DATeCH2017 - WS5

PoCoTo User Workshop

Tutor(s): Dr. Uwe Springmann, Florian Fink

Date: May 31, 2017 1 PM – 5 PM

Locations: GCDH, Seminar Room 1 (ground floor), Heyne Haus, Papendiek 16, 37073 Göttingen, Germany

Abstract

PoCoTo (PostCorrectionTool) is an open source tool for the interactive post-correction of OCR‘ed data that has be developed by the CIS of the LMU Munich. This workshop will teach the participants both the basic usage of PoCoTo for the correction of OCR results and more advanced topics like the usage of the language profiler for the generation of correction suggestions that take historical spelling variation of the document language into account.

The first part of the workshop will guide the users through the process of the installation of PoCoTo and the creation of a first project.

Afterward the basic techniques for the correction of documents with PoCoTo are introduced. These include simple corrections, corrections of merged and split tokens and the correction of concordance series. In the second part of the workshop the language profiler will be introduced.

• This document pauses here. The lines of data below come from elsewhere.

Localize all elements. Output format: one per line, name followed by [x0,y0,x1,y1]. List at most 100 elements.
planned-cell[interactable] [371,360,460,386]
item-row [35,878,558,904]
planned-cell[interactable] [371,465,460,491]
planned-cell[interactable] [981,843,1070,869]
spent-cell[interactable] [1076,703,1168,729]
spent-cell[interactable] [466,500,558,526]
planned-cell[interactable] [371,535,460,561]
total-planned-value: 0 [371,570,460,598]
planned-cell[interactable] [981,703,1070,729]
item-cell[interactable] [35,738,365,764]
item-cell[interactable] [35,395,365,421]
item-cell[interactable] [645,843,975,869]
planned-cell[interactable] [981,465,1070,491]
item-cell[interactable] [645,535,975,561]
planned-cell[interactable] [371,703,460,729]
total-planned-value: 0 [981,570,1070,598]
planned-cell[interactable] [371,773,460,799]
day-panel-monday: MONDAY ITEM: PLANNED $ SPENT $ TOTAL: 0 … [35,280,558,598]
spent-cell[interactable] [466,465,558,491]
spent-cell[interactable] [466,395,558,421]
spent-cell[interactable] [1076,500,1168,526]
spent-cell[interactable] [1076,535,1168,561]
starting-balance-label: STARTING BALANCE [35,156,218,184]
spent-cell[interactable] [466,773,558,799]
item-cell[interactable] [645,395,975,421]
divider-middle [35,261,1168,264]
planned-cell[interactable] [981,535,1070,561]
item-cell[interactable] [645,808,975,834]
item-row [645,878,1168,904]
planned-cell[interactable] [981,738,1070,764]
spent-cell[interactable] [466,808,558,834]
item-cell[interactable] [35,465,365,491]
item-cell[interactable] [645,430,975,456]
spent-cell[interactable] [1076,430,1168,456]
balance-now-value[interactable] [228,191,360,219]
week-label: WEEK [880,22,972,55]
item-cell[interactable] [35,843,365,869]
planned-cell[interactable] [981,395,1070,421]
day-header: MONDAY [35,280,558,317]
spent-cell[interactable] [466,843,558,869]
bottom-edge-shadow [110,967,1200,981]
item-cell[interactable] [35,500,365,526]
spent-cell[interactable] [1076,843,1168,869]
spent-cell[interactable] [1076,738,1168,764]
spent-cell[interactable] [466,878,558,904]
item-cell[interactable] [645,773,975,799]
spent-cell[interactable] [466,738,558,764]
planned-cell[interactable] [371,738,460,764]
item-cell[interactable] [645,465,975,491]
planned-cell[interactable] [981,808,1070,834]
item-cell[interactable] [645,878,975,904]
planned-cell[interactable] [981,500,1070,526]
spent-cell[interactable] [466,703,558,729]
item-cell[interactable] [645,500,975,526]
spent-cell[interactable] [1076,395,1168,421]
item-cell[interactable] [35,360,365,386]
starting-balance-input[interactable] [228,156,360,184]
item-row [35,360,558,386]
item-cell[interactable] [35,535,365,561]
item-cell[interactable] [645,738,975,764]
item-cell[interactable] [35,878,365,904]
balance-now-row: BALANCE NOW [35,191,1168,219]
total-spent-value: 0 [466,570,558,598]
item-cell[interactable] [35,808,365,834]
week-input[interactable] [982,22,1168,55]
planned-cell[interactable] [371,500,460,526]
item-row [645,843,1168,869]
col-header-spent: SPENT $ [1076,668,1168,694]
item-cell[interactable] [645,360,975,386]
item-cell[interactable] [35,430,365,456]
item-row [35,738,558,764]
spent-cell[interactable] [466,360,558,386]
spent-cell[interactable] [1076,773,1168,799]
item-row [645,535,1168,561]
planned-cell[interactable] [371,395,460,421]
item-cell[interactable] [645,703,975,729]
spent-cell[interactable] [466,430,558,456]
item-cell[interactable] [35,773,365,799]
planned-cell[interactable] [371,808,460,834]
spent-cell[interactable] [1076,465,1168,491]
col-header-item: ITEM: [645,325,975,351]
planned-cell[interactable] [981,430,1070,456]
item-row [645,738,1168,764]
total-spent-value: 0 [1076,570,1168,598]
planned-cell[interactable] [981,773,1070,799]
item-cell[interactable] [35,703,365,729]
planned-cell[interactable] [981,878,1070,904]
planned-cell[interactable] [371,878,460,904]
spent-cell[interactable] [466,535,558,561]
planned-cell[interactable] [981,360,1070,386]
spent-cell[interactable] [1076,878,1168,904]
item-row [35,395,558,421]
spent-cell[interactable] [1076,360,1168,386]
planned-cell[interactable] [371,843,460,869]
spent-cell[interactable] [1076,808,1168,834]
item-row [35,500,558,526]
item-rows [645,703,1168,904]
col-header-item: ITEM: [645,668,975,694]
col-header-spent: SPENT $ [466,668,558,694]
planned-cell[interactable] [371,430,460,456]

The users will be guided through the profiling of an example project in PoCoTo and the usage of the generated correction suggestions for the post-correction will be shown.

For an active participation a laptop with either a Windows or Linux OS and an up-to-date Java installation is recommended. Additional content for the exercises is available for download and will also be provided offline for the participants of the workshop.